Richard Watson, out-of-universe one of the Cyan developers and in-universe a member of the D'ni Restoration Council, has written about this. Note that the letter is written from an in-universe perspective:

Many of the interpretations of quantum theory say that until a state of matter is observed, it exists in many states simultaneously - it creates a bizarre "probability wave" that contains all of the possible states of that matter. Therefore, as was proposed in Schrodinger's famous cat analogy, bizarre things happen on the quantum level that allow things like Schrodinger's cat to be both alive and dead at the same time, until one ov the states of observed, locking it in a single state, and collapsing the "probability wave."

What the D'ni seem to have concluded (proved?), is that those waves don't actually cease to exist altogether, instead each possibility continues to exist in an alternate quantum reality (read "parallel universe"), until a state is observed in that quantum reality, and the possibilities not observed in that quantum reality continue to exist in still another, and so on ad infinitum. This makes the universe infinitely complex, with every possible quantum combination since the creation of the universe existing in a quantum reality somehere (even the "unstable Ages"). The Books somehow allow observation of (thus the locking of) and travel to those quantum realities.

So, you can make "unobserved" changes (probabilities that haven't been locked down by description in the Book, or by physical observation in the Age itself) without forcing the Book to link to a new quantum reality.

This is why being careful of contradictions is so important. The problem with contradictions is that the Book attemps to link to a quantum reality that matches a contradictory description, and the closest thing it can find is usually fairly unstable.

[...]

"What about the changes [Catherine made to] to Riven? You still haven't answered that."

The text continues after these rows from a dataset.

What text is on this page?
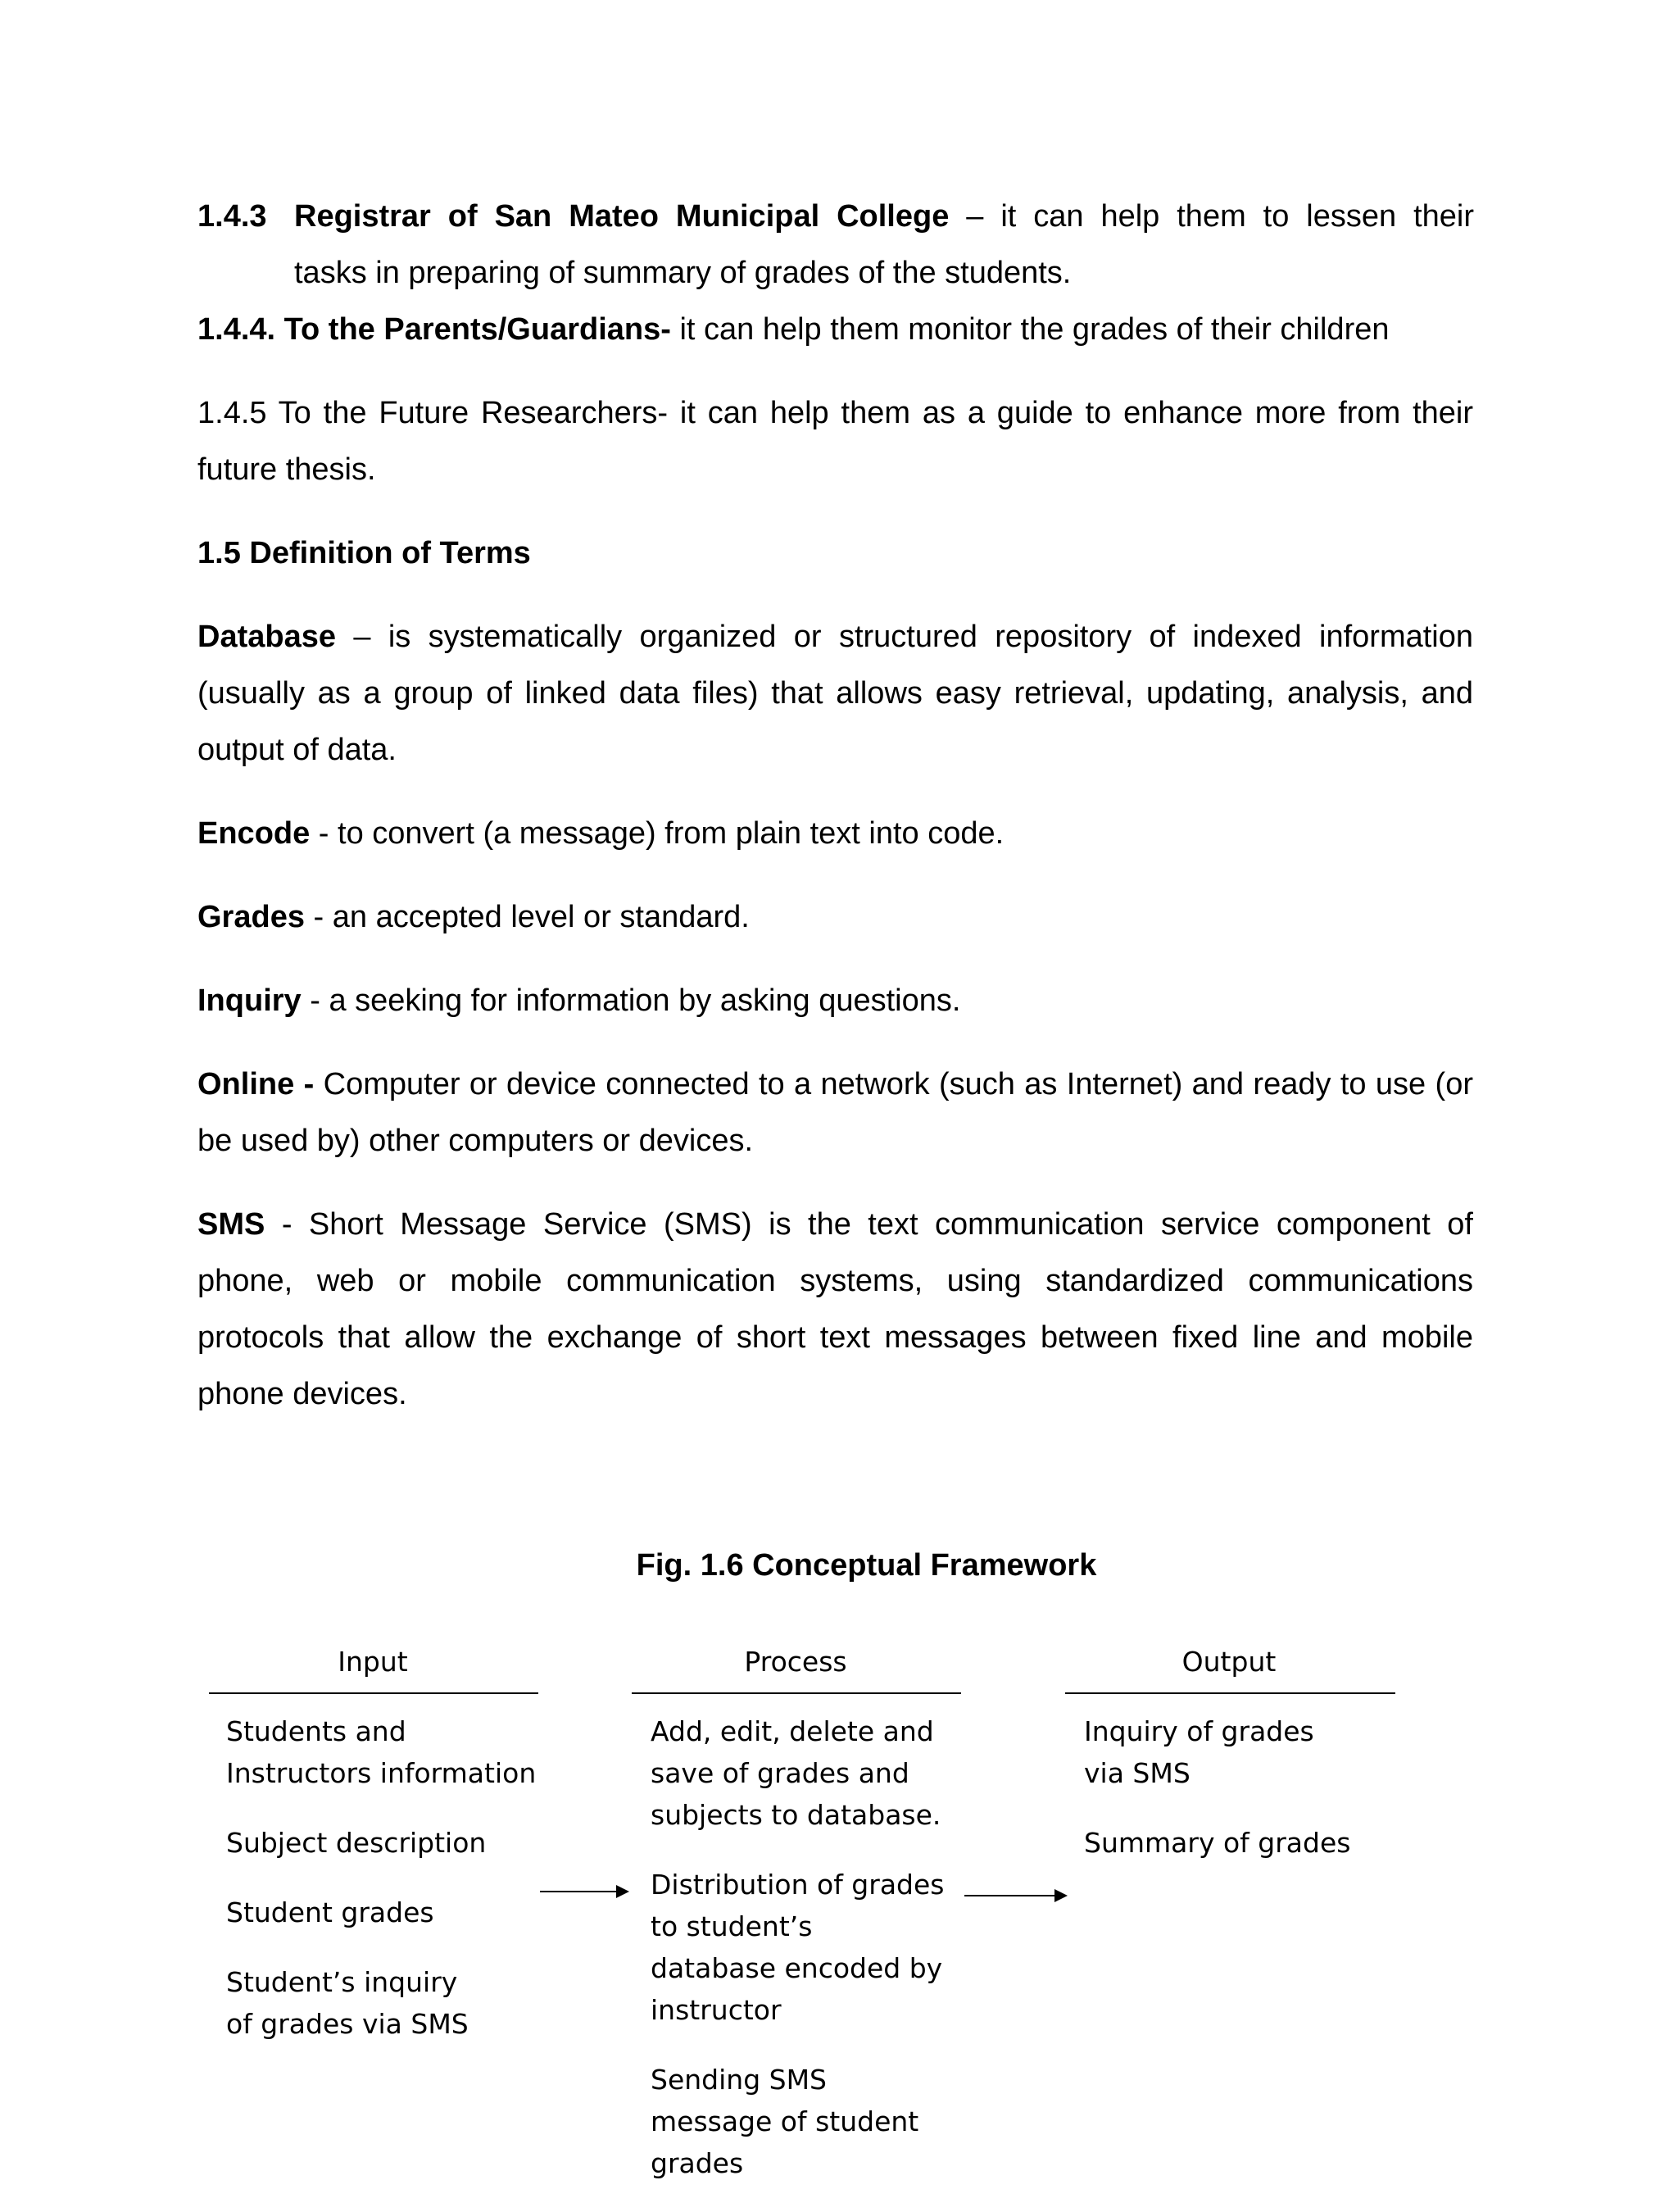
1.4.3 Registrar of San Mateo Municipal College – it can help them to lessen their
tasks in preparing of summary of grades of the students.
1.4.4. To the Parents/Guardians- it can help them monitor the grades of their children
1.4.5 To the Future Researchers- it can help them as a guide to enhance more from their future thesis.
1.5 Definition of Terms
Database – is systematically organized or structured repository of indexed information (usually as a group of linked data files) that allows easy retrieval, updating, analysis, and output of data.
Encode - to convert (a message) from plain text into code.
Grades - an accepted level or standard.
Inquiry - a seeking for information by asking questions.
Online - Computer or device connected to a network (such as Internet) and ready to use (or be used by) other computers or devices.
SMS - Short Message Service (SMS) is the text communication service component of phone, web or mobile communication systems, using standardized communications protocols that allow the exchange of short text messages between fixed line and mobile phone devices.
Fig. 1.6 Conceptual Framework
Input
Students and Instructors information
Subject description
Student grades
Student’s inquiry of grades via SMS
Process
Add, edit, delete and save of grades and subjects to database.
Distribution of grades to student’s database encoded by instructor
Sending SMS message of student grades
Output
Inquiry of grades via SMS
Summary of grades
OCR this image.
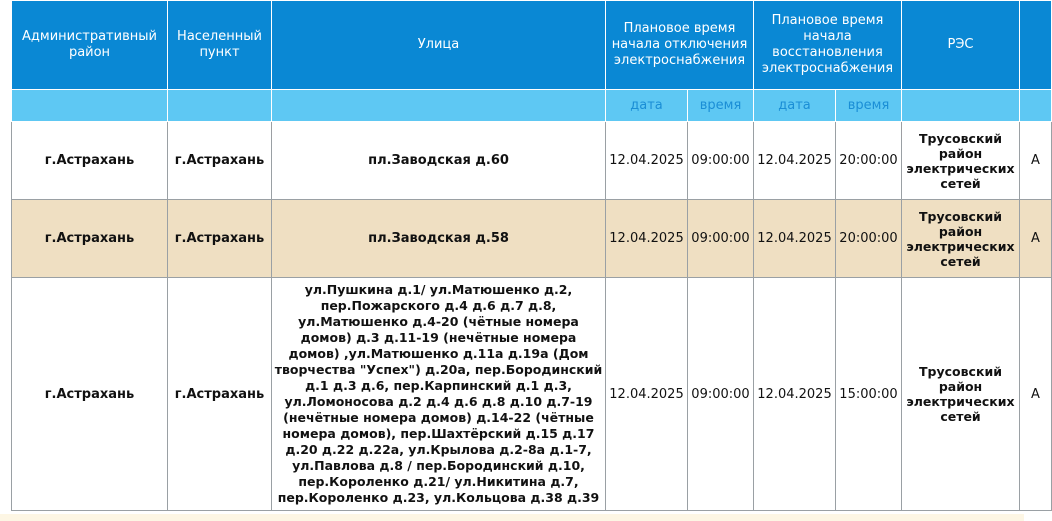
Административный район	Населенный пункт	Улица	Плановое время начала отключения электроснабжения		Плановое время начала восстановления электроснабжения		РЭС	
			дата	время	дата	время		
г.Астрахань	г.Астрахань	пл.Заводская д.60	12.04.2025	09:00:00	12.04.2025	20:00:00	Трусовский район электрических сетей	А
г.Астрахань	г.Астрахань	пл.Заводская д.58	12.04.2025	09:00:00	12.04.2025	20:00:00	Трусовский район электрических сетей	А
г.Астрахань	г.Астрахань	ул.Пушкина д.1/ ул.Матюшенко д.2, пер.Пожарского д.4 д.6 д.7 д.8, ул.Матюшенко д.4-20 (чётные номера домов) д.3 д.11-19 (нечётные номера домов) ,ул.Матюшенко д.11а д.19а (Дом творчества "Успех") д.20а, пер.Бородинский д.1 д.3 д.6, пер.Карпинский д.1 д.3, ул.Ломоносова д.2 д.4 д.6 д.8 д.10 д.7-19 (нечётные номера домов) д.14-22 (чётные номера домов), пер.Шахтёрский д.15 д.17 д.20 д.22 д.22а, ул.Крылова д.2-8а д.1-7, ул.Павлова д.8 / пер.Бородинский д.10, пер.Короленко д.21/ ул.Никитина д.7, пер.Короленко д.23, ул.Кольцова д.38 д.39	12.04.2025	09:00:00	12.04.2025	15:00:00	Трусовский район электрических сетей	А
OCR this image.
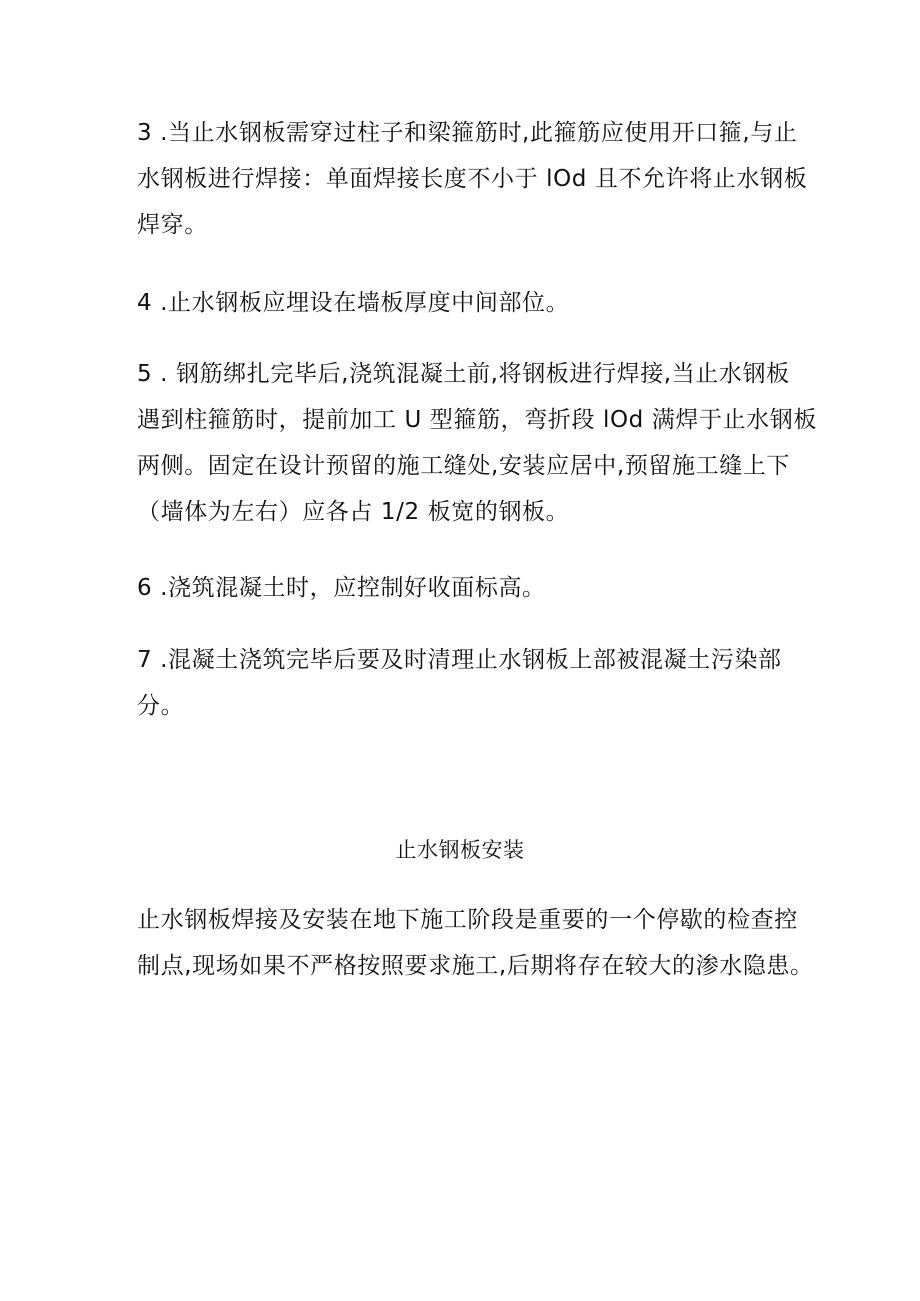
3 .当止水钢板需穿过柱子和梁箍筋时,此箍筋应使用开口箍,与止
水钢板进行焊接：单面焊接长度不小于 lOd 且不允许将止水钢板
焊穿。
4 .止水钢板应埋设在墙板厚度中间部位。
5 . 钢筋绑扎完毕后,浇筑混凝土前,将钢板进行焊接,当止水钢板
遇到柱箍筋时，提前加工 U 型箍筋，弯折段 lOd 满焊于止水钢板
两侧。固定在设计预留的施工缝处,安装应居中,预留施工缝上下
（墙体为左右）应各占 1/2 板宽的钢板。
6 .浇筑混凝土时，应控制好收面标高。
7 .混凝土浇筑完毕后要及时清理止水钢板上部被混凝土污染部
分。
止水钢板安装
止水钢板焊接及安装在地下施工阶段是重要的一个停歇的检查控
制点,现场如果不严格按照要求施工,后期将存在较大的渗水隐患。
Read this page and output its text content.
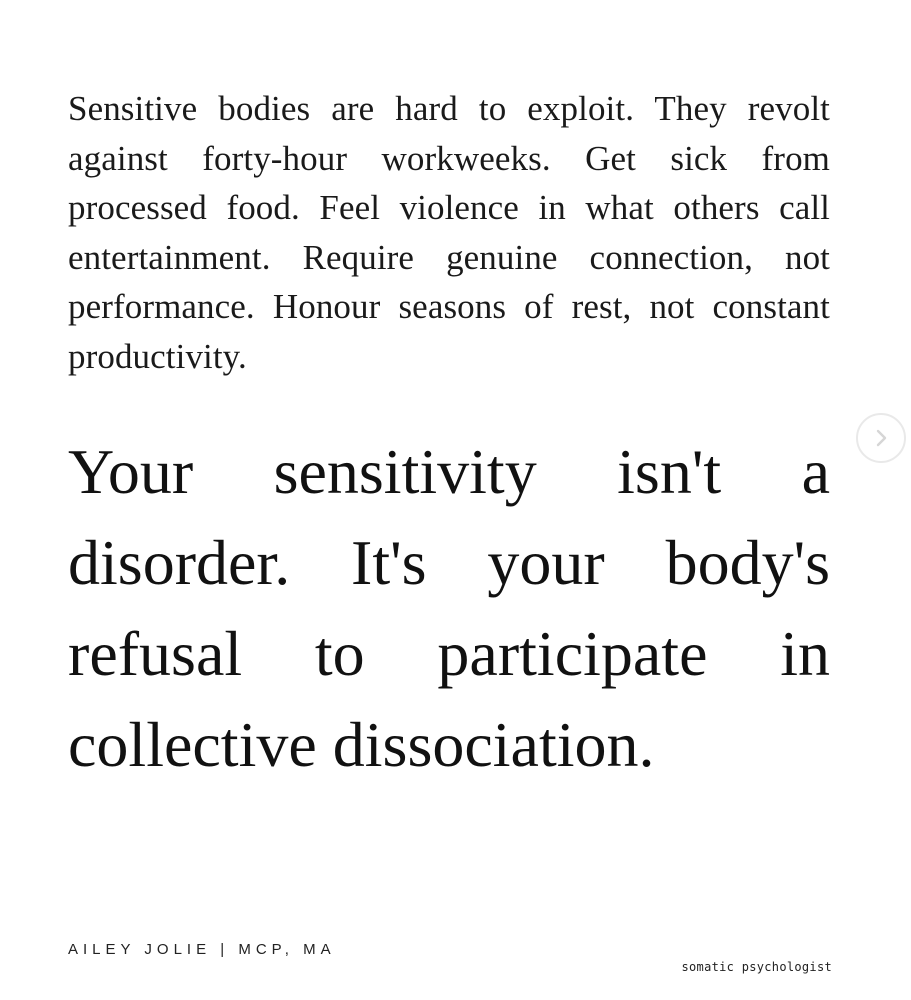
Sensitive bodies are hard to exploit. They revolt against forty-hour workweeks. Get sick from processed food. Feel violence in what others call entertainment. Require genuine connection, not performance. Honour seasons of rest, not constant productivity.

Your sensitivity isn't a disorder. It's your body's refusal to participate in collective dissociation.

AILEY JOLIE | MCP, MA

somatic psychologist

The changes made to Riven near the end of the Book of Atrus (pg 268 in the hardcover edition), were a collaboration between Anna and Catherine. Anna's main contribution was probably keeping the Book free of contradictions. Catherine's intuitive (but D'ni rule-breaking) style was so bizarre that earlier Atrus had claimed that her Books wouldn't even work - yet they did.

The daggers which mysteriously appeared around the island, and the lava filled fissures were made possible by her odd style - which I cannot explain. And although Catherine and Anna intended for the lava filled fissures as part of their plan to rescue Atrus while still leaving Gehn trapped in his Fifth Age, the Star Filled Fissure was not intentional or anticipated.

To me, it remains the most mysterious object in all the D'ni histories.

TL;DR: You can edit things which have not been observed and which were not previously mentioned in the Descriptive book, without breaking the link. Also, Catherine and later Yeesha do weird things with their writing and break the rules.

In response to a fan query, Watson had this to say:

I was reading BoD the other night and something finally made sense to me.

When you link, you can link to any place at ANY TIME. In BoA, Atrus linked back to a time before they were ever there.

Sorry to add to the confusion, but linking to an earlier time doesn't explain the situation in the Book of Atrus. Atrus actually linked to a completely separate, albeit remarkably similar, Age.

Gehn's removeal of the phrases in the Age 37 Descriptive Book forced the Book to choose another Age which still fit the description. The Ages were very similar, but distinct.

[italics in original, bold added]

Based on these writings, it appears to me that Gehn's initial change to Age 37 was realized as a large-scale shift in the local climate. Because nobody had the technology or data to accurately predict said climate, this was an unobserved change and therefore did not break the link. But simply negating the change was not an unobserved modification; Gehn was asking for a world in which the climate shift had never occurred. To do this without breaking the link, Gehn would have had to carefully write in a second climate shift to cancel out the first.